Activists copied this playbook for chemicals as well. For example, environmentalists took a statistical blip of bee deaths 20 years ago and blamed pesticide spraying. So science created non-spray seed treatments that were based in nature, called neonicotinoids. The next time a statistical bee die-off happened, they blamed the new seed treatments. Bees are fine again but periodic die-offs have been recorded for as long as records of bees have been kept, so it will happen again. Maybe next time they will blame nuclear power.

(2) Anti-science progressives insist that nuclear could still have been researched all this time, without any federal funding, which is the exact opposite of the argument they used about human embryonic stem cell research - where they insisted only federal money could lead to progress, even though hESCs were created outside the federal grant system because of the federal funding law of...the same President Clinton who limited nuclear research. And arguing that we needed to spend $70 billion subsidizing solar panels because of the greater good.

Yet they also now argue nuclear is too expensive, after making it too expensive.

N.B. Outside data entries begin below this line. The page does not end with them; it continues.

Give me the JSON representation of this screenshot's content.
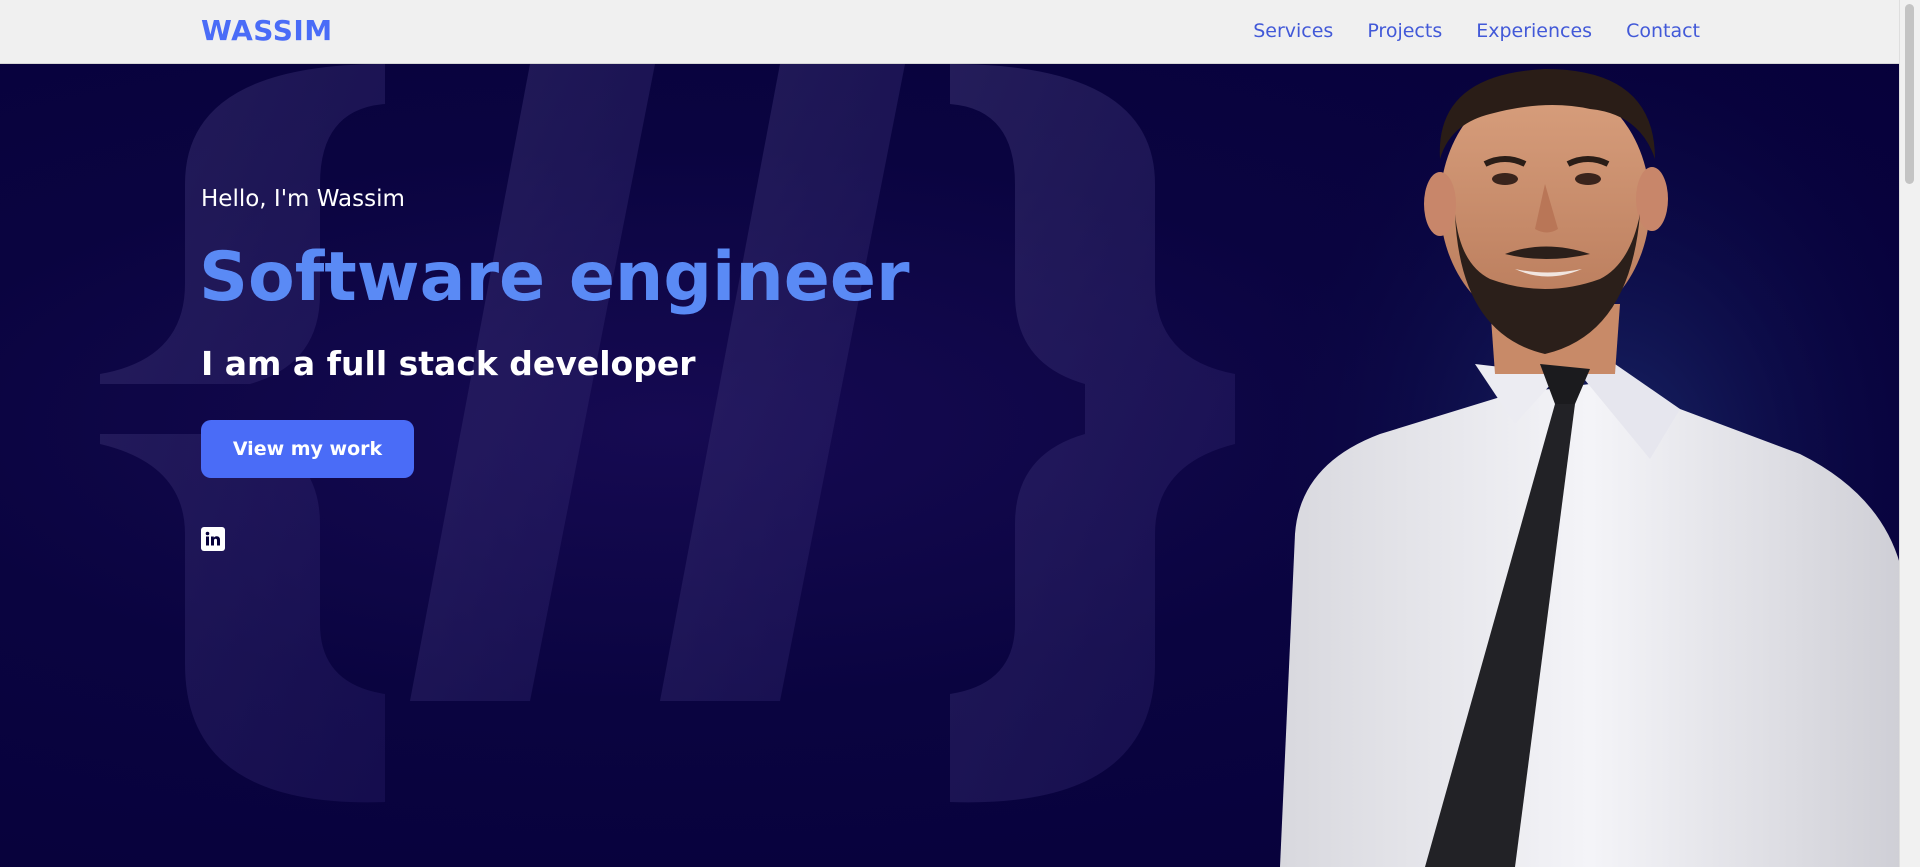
{
  "header": {
    "logo": "WASSIM",
    "nav": [
      {
        "label": "Services"
      },
      {
        "label": "Projects"
      },
      {
        "label": "Experiences"
      },
      {
        "label": "Contact"
      }
    ]
  },
  "hero": {
    "greeting": "Hello, I'm Wassim",
    "headline": "Software engineer",
    "subtitle": "I am a full stack developer",
    "cta_label": "View my work",
    "social_icon": "linkedin-icon"
  },
  "colors": {
    "accent": "#4a6cf7",
    "headline": "#5a8af5",
    "hero_bg": "#06003a",
    "navbar_bg": "#f0f0f0"
  }
}
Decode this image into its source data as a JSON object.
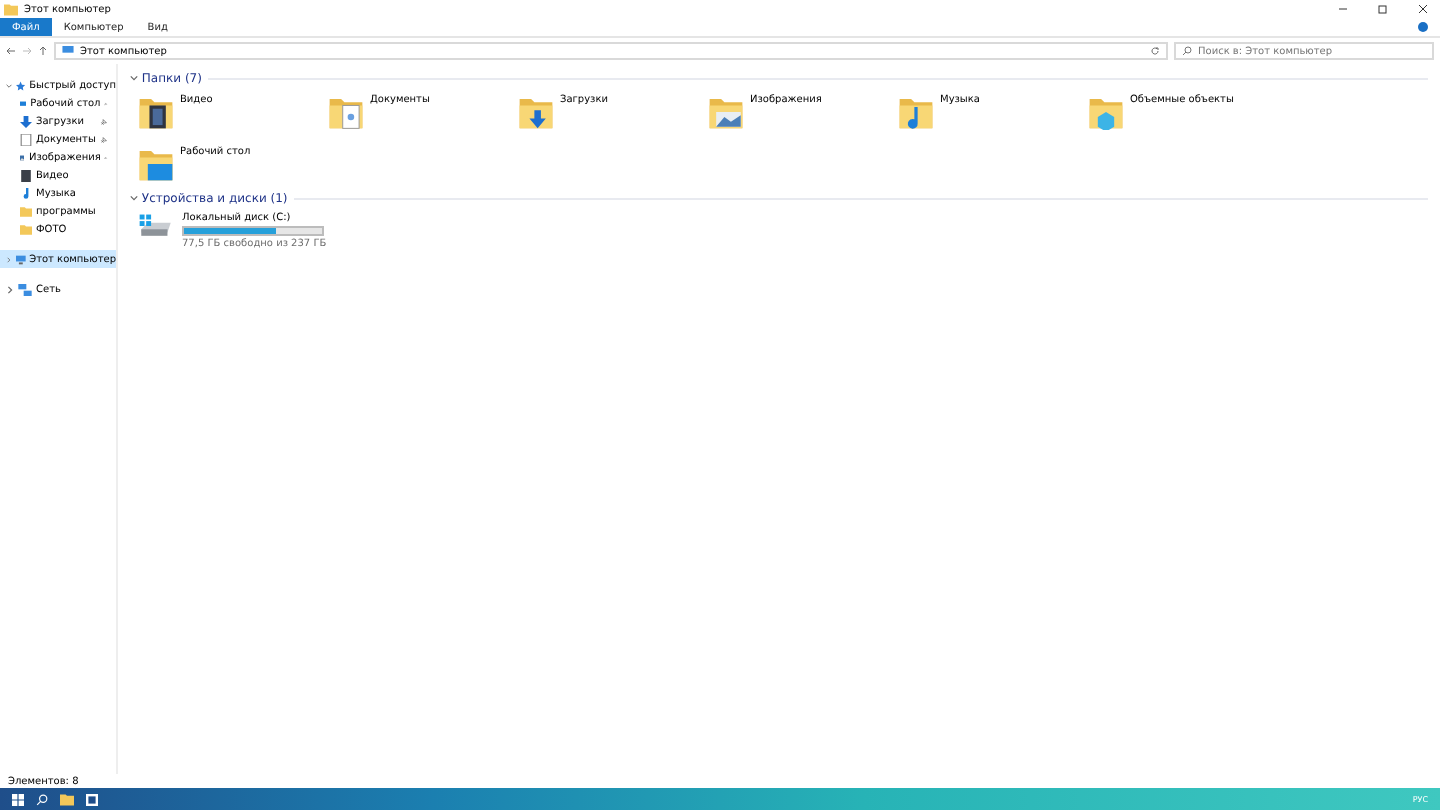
{
  "window": {
    "title": "Этот компьютер"
  },
  "ribbon_tabs": [
    {
      "label": "Файл",
      "selected": true
    },
    {
      "label": "Компьютер",
      "selected": false
    },
    {
      "label": "Вид",
      "selected": false
    }
  ],
  "address_bar": {
    "path": "Этот компьютер"
  },
  "search": {
    "placeholder": "Поиск в: Этот компьютер"
  },
  "sidebar": {
    "items": [
      {
        "label": "Быстрый доступ",
        "kind": "star",
        "expanded": true,
        "selected": false,
        "children": [
          {
            "label": "Рабочий стол",
            "kind": "desktop",
            "pinned": true
          },
          {
            "label": "Загрузки",
            "kind": "download",
            "pinned": true
          },
          {
            "label": "Документы",
            "kind": "document",
            "pinned": true
          },
          {
            "label": "Изображения",
            "kind": "image",
            "pinned": true
          },
          {
            "label": "Видео",
            "kind": "video",
            "pinned": false
          },
          {
            "label": "Музыка",
            "kind": "music",
            "pinned": false
          },
          {
            "label": "программы",
            "kind": "folder",
            "pinned": false
          },
          {
            "label": "ФОТО",
            "kind": "folder",
            "pinned": false
          }
        ]
      },
      {
        "label": "Этот компьютер",
        "kind": "computer",
        "expanded": false,
        "selected": true
      },
      {
        "label": "Сеть",
        "kind": "network",
        "expanded": false,
        "selected": false
      }
    ]
  },
  "folders": {
    "heading": "Папки (7)",
    "items": [
      {
        "label": "Видео",
        "kind": "video"
      },
      {
        "label": "Документы",
        "kind": "document"
      },
      {
        "label": "Загрузки",
        "kind": "download"
      },
      {
        "label": "Изображения",
        "kind": "image"
      },
      {
        "label": "Музыка",
        "kind": "music"
      },
      {
        "label": "Объемные объекты",
        "kind": "objects"
      },
      {
        "label": "Рабочий стол",
        "kind": "desktop"
      }
    ]
  },
  "drives": {
    "heading": "Устройства и диски (1)",
    "items": [
      {
        "label": "Локальный диск (C:)",
        "level": 0.67,
        "free": "77,5 ГБ свободно из 237 ГБ"
      }
    ]
  },
  "status_bar": {
    "text": "Элементов: 8"
  },
  "taskbar": {
    "language": "РУС"
  }
}
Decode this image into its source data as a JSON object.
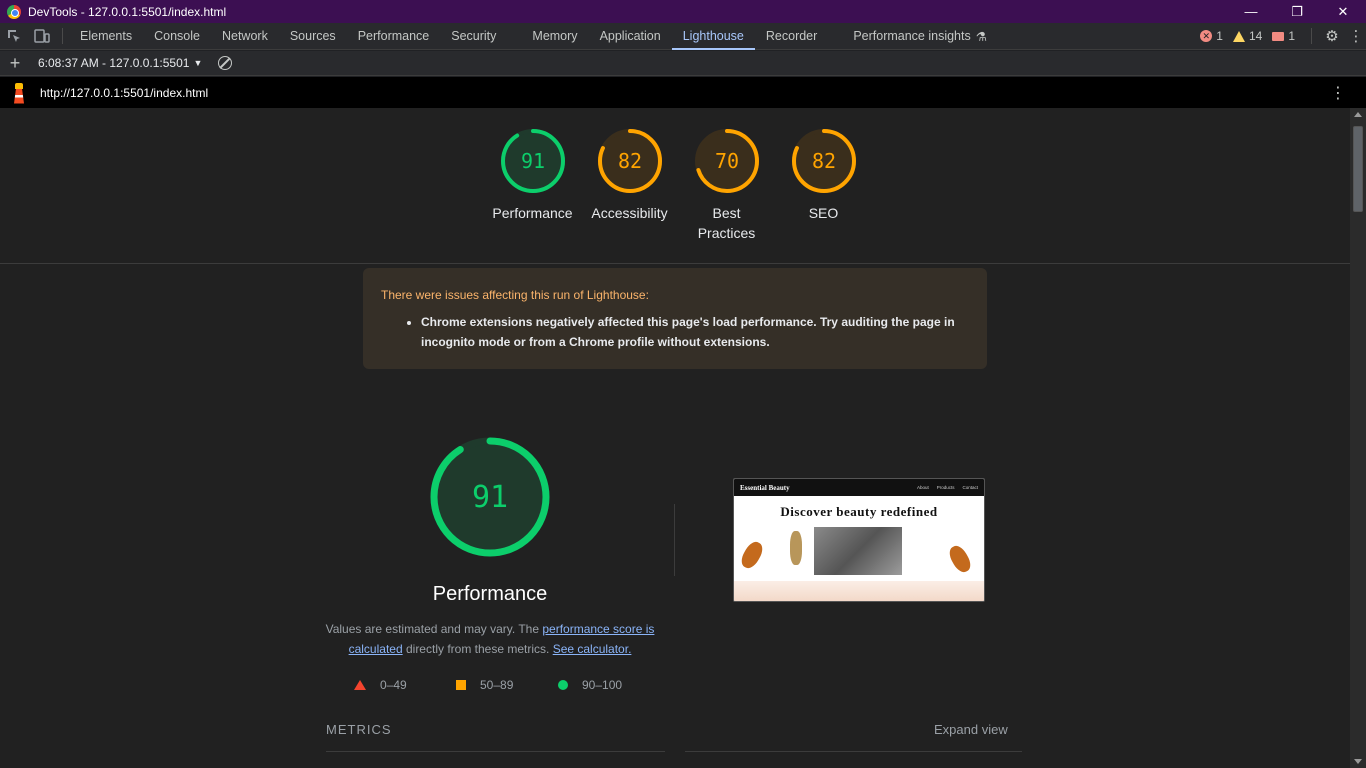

(3) Chernobyl is also still invoked as a nuclear Armageddon, even though deaths related to all nuclear energy in history have totaled about 200. Chernobyl accounts for 28, all firemen responding to the accident, though some will add another 15 as related deaths. The linear no-threshold (LNT) model of radiation exposure - basically anything will kill you - is still U.S. epidemiological dogma even though it was always scientifically suspect and has been shown numerous times to be wrong. Because of its success in scaring people about radiation, environmentalists now use it to claim cell phones cause cancer, every chemical not labeled "organic" is an endocrine disruptor, and other flavors of homeopathy.

While up to 43 people died from Chernobyl, the worst nuclear accident in history, 36,000,000 have died due to automobiles, yet much of the public regards nuclear energy as too risky. That's very effective anti-science framing.

(4) I was living upriver from Three Mile Island 40 years ago when on March 28, 1979, the reactor there shut down. 80,000 people evacuated as a precaution and they were not wrong to do so, but now because of concerns about global warming and the lack of viability for environmental alternatives like solar and wind, efforts are on to keep it open.  Wacky claims about all those future deaths, created by people who couldn't do basic arithmetic much less be willing to submit their work to peer review, turned out to be hype. President Jimmy Carter had been in the US Navy so he was quite comfortable with nuclear power, and said the accident was minor in private, but he knew his constituents were vehemently opposed to it so he said nothing in public.